In European countries, space heating is the main energy consumer in the residential sector, contributing significantly to CO2 emissions that badly impact both the environment and public health. Green energy presents a promising solution to tackle this issue; however, space heating solutions must be flexible to accommodate the variable availability of this energy source. In this thesis, we develop advanced heating solutions that efficiently adapt to the inherent variability of green energy sources. We suggest intelligent model predictive controllers (MPCs) as a sophisticated tool for developing advanced control strategies to optimize energy efficiency in domestic heating systems. We construct ordinary differential equations (ODEs) to capture the thermal dynamics of the buildings. We then utilize historical sensor data and the derived ODEs in grey-box models to estimate concealed heat transfer coefficients among various energy variables. We utilize the estimated model and implement a reinforcement-learning based online MPC framework in Uppaal Stratego tool. We develop several advanced control strategies tailored to identify potential energy-saving opportunities within this framework. These strategies encompass diverse aspects of occupants' preferences, including fixed set-points, set-point ranges, and adjustments for low temperatures during occupants' absence or sleep.

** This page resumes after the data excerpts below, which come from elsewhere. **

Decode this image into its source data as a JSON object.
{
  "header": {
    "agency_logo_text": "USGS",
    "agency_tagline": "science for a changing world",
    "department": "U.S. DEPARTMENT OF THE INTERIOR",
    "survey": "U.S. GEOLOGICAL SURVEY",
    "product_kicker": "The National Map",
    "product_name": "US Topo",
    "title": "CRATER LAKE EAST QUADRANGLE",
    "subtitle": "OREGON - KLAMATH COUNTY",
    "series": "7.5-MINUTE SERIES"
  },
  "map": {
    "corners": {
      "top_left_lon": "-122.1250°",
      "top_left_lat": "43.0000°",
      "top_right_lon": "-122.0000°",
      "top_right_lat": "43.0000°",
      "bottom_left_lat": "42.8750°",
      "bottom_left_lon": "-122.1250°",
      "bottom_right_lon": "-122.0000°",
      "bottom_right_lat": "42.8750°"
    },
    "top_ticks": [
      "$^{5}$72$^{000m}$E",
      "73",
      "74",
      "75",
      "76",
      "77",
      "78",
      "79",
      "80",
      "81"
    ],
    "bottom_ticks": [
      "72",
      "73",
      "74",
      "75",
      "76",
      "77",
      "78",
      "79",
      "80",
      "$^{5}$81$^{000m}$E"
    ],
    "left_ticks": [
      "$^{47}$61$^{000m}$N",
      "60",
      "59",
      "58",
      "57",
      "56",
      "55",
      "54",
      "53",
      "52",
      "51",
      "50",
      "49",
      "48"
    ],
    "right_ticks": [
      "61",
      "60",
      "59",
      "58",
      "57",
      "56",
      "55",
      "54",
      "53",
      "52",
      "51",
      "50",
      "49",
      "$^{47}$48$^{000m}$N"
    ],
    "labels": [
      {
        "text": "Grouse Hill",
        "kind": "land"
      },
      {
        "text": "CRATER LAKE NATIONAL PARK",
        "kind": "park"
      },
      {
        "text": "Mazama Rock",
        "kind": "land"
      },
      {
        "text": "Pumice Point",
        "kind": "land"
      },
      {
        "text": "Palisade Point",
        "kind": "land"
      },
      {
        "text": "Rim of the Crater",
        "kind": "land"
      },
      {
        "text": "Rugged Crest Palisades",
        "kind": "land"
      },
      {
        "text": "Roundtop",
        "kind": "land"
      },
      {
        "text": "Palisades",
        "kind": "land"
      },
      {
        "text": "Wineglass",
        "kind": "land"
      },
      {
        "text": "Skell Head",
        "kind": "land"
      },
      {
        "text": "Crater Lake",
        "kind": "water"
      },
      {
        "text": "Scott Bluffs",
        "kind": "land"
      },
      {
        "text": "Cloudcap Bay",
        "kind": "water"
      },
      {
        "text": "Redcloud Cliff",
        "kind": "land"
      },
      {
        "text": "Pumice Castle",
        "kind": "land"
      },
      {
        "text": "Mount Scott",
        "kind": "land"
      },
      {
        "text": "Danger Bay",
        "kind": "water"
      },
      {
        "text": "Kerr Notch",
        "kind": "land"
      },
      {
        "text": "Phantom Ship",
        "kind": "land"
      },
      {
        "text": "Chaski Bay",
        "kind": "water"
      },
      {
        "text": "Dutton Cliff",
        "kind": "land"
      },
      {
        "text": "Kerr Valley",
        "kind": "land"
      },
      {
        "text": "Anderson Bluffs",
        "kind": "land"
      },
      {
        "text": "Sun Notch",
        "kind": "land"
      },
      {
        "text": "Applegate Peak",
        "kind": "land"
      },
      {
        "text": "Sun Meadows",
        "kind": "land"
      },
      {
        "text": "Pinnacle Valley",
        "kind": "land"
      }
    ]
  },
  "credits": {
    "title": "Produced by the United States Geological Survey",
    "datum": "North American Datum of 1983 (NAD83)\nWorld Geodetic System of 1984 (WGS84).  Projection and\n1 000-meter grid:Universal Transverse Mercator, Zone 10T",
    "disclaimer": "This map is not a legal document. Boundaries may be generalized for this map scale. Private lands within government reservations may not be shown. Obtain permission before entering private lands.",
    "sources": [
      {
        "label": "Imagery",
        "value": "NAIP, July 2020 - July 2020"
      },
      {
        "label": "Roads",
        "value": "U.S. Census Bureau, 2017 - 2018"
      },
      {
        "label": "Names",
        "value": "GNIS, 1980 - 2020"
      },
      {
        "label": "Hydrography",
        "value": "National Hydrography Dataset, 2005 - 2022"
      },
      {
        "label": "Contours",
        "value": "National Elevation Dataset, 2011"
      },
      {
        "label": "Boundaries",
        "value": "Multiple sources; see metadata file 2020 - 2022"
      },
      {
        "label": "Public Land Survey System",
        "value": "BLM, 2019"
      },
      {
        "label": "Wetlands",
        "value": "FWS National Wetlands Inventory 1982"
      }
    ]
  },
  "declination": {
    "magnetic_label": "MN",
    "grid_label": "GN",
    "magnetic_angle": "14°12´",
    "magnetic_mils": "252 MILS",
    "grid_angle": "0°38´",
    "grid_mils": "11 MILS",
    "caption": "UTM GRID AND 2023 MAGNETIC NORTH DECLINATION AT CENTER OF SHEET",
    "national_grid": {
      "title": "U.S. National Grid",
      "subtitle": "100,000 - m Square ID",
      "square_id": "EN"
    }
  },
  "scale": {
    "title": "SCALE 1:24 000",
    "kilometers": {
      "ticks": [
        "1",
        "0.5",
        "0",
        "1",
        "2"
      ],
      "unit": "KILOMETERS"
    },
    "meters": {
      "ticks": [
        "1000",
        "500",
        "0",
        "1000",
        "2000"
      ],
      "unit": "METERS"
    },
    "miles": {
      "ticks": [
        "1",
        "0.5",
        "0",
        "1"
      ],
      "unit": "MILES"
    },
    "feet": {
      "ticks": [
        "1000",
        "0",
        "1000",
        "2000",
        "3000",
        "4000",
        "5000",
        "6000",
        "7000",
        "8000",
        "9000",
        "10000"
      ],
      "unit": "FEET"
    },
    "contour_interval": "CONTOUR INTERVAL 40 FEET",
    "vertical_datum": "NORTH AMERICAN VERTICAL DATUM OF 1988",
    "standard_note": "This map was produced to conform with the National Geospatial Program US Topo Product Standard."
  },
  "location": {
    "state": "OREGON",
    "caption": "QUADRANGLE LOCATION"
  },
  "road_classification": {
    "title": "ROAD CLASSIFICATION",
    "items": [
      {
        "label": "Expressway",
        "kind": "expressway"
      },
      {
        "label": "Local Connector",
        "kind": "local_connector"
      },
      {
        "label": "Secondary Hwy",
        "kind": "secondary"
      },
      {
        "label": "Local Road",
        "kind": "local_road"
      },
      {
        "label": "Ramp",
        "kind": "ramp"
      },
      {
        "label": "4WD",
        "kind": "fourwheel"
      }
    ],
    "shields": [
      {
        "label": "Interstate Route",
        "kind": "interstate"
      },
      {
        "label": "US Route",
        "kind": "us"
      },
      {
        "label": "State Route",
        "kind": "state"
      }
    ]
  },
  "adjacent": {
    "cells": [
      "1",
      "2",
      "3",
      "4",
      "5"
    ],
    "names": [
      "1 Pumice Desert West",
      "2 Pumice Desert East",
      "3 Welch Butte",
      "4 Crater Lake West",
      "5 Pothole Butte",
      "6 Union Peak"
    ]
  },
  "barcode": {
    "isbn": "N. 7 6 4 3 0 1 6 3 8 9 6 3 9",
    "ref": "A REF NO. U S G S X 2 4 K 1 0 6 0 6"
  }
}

Leveraging the power of reinforcement-learning, these strategies integrate future energy prices and weather forecasts to learn near-optimal decisions. Additionally, we propose dynamic and adaptable buffer tank and mixing loop models to broaden the applicability of our solution. The proposed methods and approaches collectively constitute a comprehensive tool chain designed to control domestic heating systems effectively. We validate our tool-chain by applying it to sensor data from different domestic heating environments, including an experimental single-family house and a real multi-apartment building. The experimental analysis demonstrates substantial reductions in energy consumption costs while maintaining user comfort levels. These results confirm the seamless integration of our methods with real data, thus validating their accuracy.

All interested parties are welcome. After the defense the department will be hosting a small reception in cluster 1.